9.3 Parameter tuning of sound source separation

Problem

How should I adjust its parameters when sound source separation is suboptimal?

Solution

This section describes the settings for GHDSS , the primary module for sound source separation.

Since GHDSS separates using information on spatial transfer functions measured beforehand or calculated from microphone positions, its settings must be in accordance with those of the transfer functions concerned. Concretely, they correspond to the following set values.

In GHDSS , the coefficient SS_SCAL, corresponding to the curvature (gradient at the origin) of a sigmoidal function, determines the performance. Increasing this curvature brings it closer to the linear constraint, whereas decreasing this curvature increases its non-linearity. Since too low a setting would result in a dull adaptation, its value should depend on the target environment.

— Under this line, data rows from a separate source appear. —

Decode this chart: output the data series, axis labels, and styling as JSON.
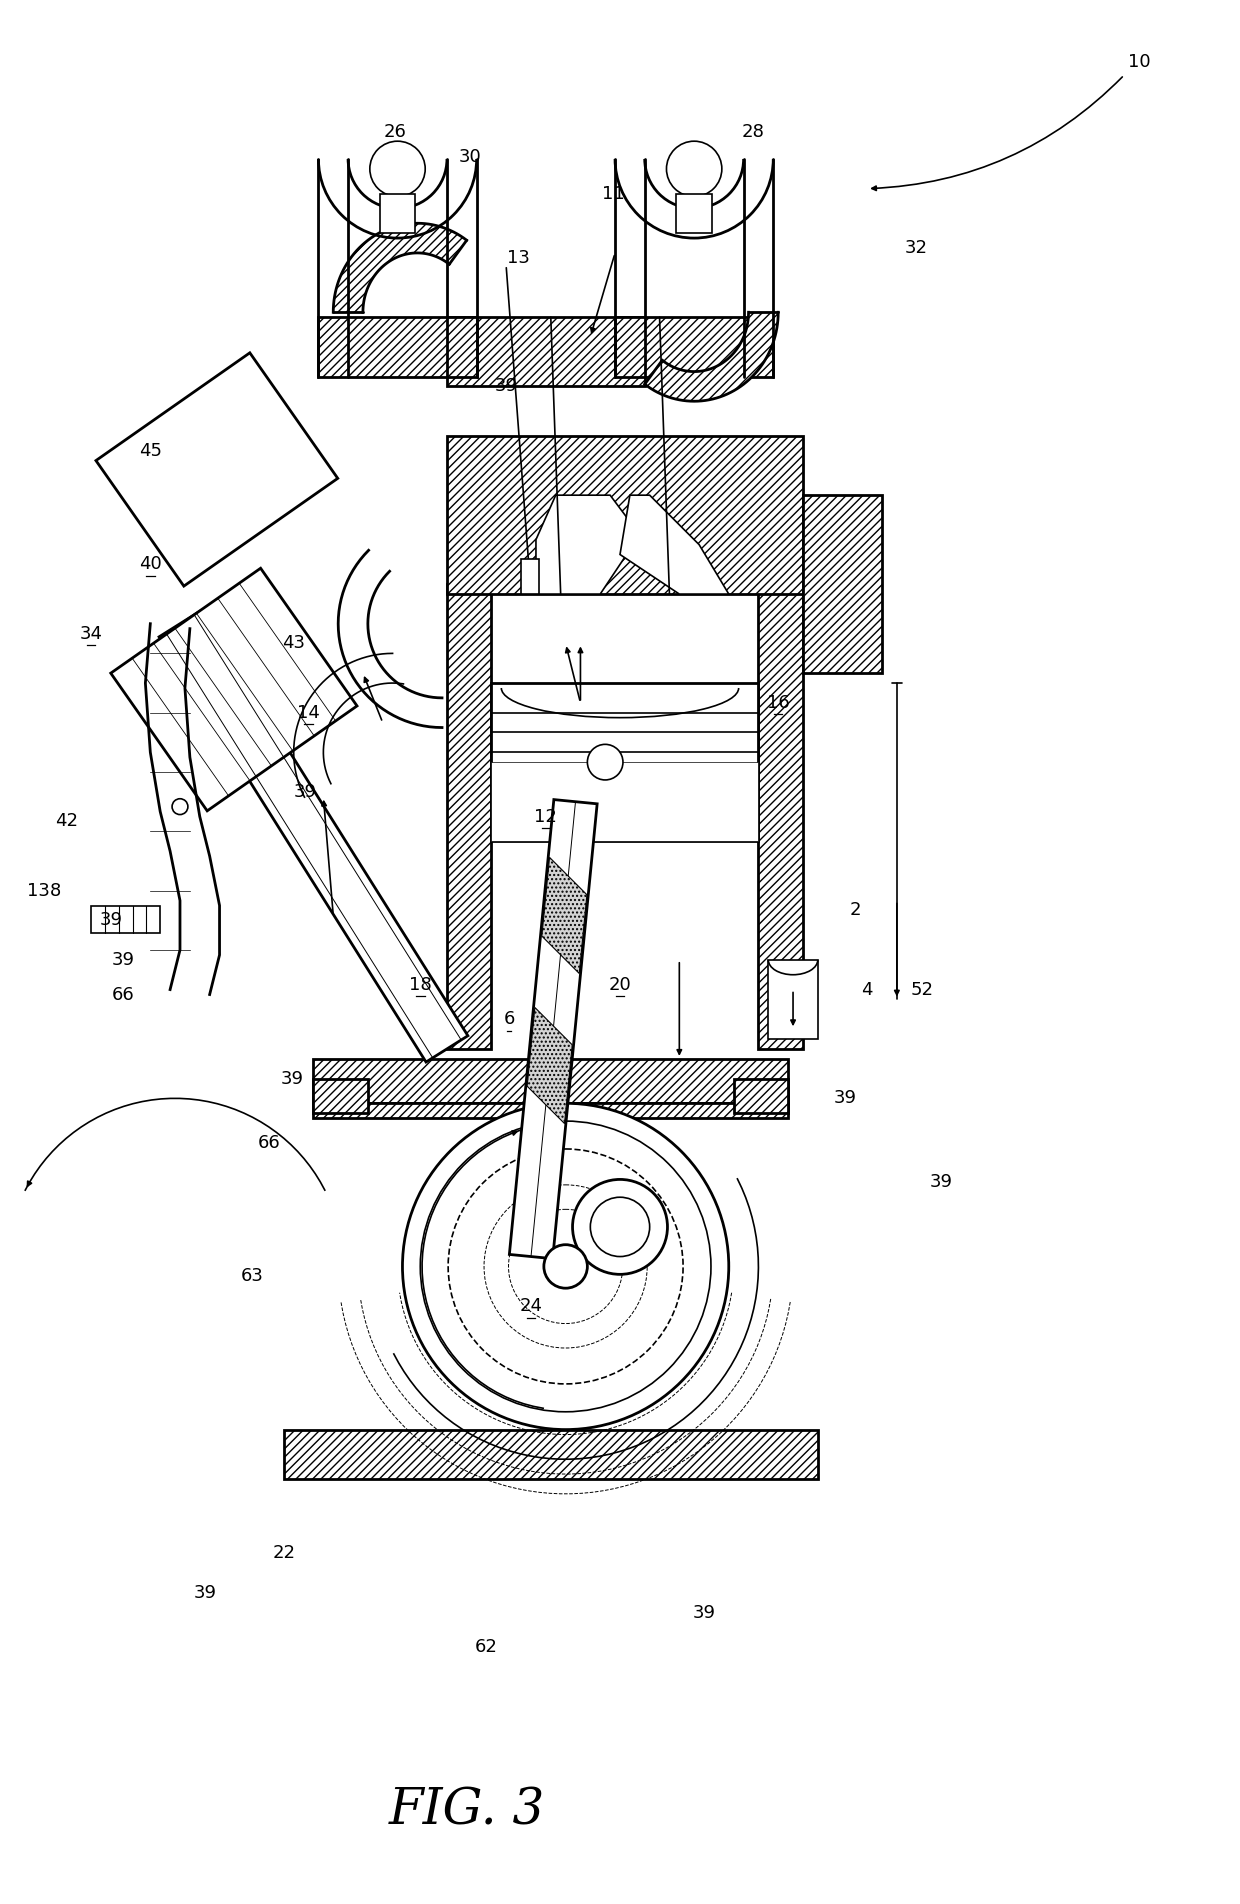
{
  "title": "FIG. 3",
  "bg_color": "#ffffff",
  "line_color": "#000000",
  "fig_width": 12.4,
  "fig_height": 19.04
}
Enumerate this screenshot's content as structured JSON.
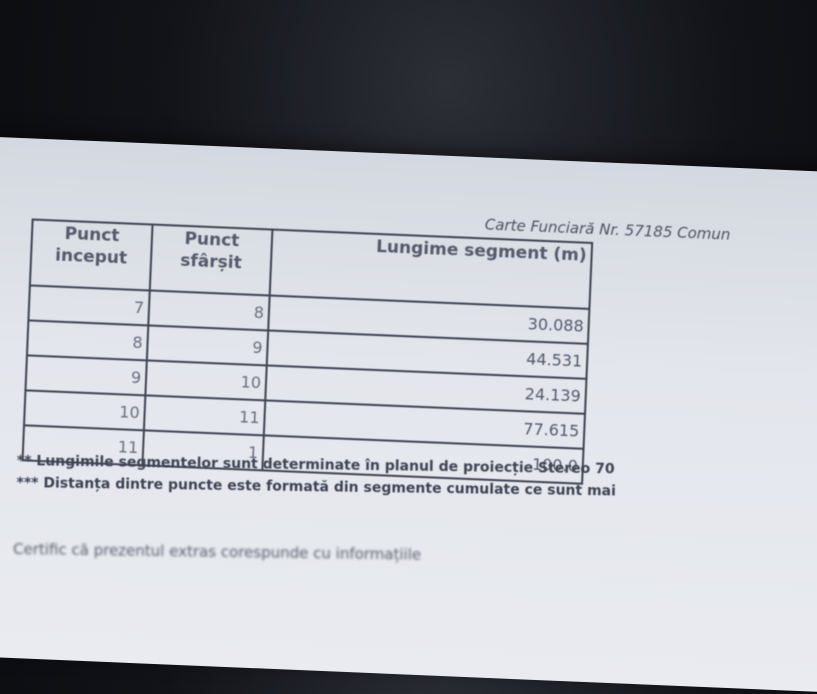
{
  "header": {
    "title": "Carte Funciară Nr. 57185 Comun"
  },
  "table": {
    "columns": [
      "Punct inceput",
      "Punct sfârșit",
      "Lungime segment (m)"
    ],
    "rows": [
      [
        7,
        8,
        "30.088"
      ],
      [
        8,
        9,
        "44.531"
      ],
      [
        9,
        10,
        "24.139"
      ],
      [
        10,
        11,
        "77.615"
      ],
      [
        11,
        1,
        "100.0"
      ]
    ]
  },
  "notes": [
    "** Lungimile segmentelor sunt determinate în planul de proiecție Stereo 70",
    "*** Distanța dintre puncte este formată din segmente cumulate ce sunt mai"
  ],
  "footer": {
    "text": "Certific că prezentul extras corespunde cu informațiile"
  }
}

You can specify the initial separation matrix by setting INITW_FILENAME. An appropriate initial separation matrix reduces the convergence time for the separation. If you do not specify a file name, the initial matrix is constructed by the transfer function file and the localization result from LocalizeMUSIC .

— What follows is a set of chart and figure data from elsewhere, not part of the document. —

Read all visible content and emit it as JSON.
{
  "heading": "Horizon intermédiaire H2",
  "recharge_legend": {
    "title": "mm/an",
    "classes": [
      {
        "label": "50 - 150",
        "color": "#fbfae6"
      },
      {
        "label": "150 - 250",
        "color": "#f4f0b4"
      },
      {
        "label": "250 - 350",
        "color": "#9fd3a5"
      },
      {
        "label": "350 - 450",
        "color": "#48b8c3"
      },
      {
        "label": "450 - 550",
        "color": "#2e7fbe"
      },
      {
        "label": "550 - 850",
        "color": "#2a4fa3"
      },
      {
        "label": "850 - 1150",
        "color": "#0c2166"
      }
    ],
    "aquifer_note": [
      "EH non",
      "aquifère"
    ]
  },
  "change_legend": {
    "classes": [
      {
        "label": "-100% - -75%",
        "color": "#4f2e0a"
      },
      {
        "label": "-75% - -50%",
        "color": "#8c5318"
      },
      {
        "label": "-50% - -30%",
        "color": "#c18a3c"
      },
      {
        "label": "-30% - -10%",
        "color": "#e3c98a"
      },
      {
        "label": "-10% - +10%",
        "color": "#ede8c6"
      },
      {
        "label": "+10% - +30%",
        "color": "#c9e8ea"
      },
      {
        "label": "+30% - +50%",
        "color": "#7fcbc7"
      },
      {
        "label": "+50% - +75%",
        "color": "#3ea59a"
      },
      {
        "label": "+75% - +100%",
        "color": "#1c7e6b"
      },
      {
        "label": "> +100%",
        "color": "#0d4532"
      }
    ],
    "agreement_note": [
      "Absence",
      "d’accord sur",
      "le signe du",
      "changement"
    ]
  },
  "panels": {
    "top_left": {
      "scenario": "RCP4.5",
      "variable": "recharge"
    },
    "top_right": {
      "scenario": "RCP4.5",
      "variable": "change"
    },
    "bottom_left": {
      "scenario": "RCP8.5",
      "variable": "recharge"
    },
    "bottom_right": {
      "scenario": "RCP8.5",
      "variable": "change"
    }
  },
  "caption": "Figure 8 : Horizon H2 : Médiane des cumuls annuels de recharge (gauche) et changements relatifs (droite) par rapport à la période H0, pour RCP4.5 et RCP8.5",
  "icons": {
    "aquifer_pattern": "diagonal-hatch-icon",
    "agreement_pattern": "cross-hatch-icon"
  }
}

There are two types of step sizes, SS_METHOD for cost error, and LC_METHOD for linear constraints. The performance of both is improved by setting them to ADAPTIVE , unless the environment has been highly optimized. If you set SS_METHOD = LC_METHOD = 0 and input an initial separation matrix by INITW_FILENAME, separation may be realized by fixed beamformer. The details of each parameter are shown below

1. FIX
If SS_METHOD is set at FIX, SS_MYU will appear in the property window. You can input a value, e.g., 0.001, in SS_MYU. A larger value reduces convergence time, while decreasing stability and accuracy. In contrast, a smaller value improves convergence stability and accuracy, while decreasing convergence time.

2. ADAPTIVE
If SS_METHOD is set as ADAPTIVE, the step size will be automatically optimized, improving the stability and accuracy of convergence.

3. LC_FIX
In this case, step size is defined by the LC_METHOD.

1. FIX
If you set LC_METHOD as FIX, you can see LC_MYU. The description is the same as that for SS_METHOD.

2. ADAPTIVE
If LC_METHOD is set to ADAPTIVE, the step size will be automatically optimized.

Discussion

See above description of solution

See Also

For details of the algorithms for sound source separation, see “Technical description of HARK (sound source separation)” in the HARK training session material.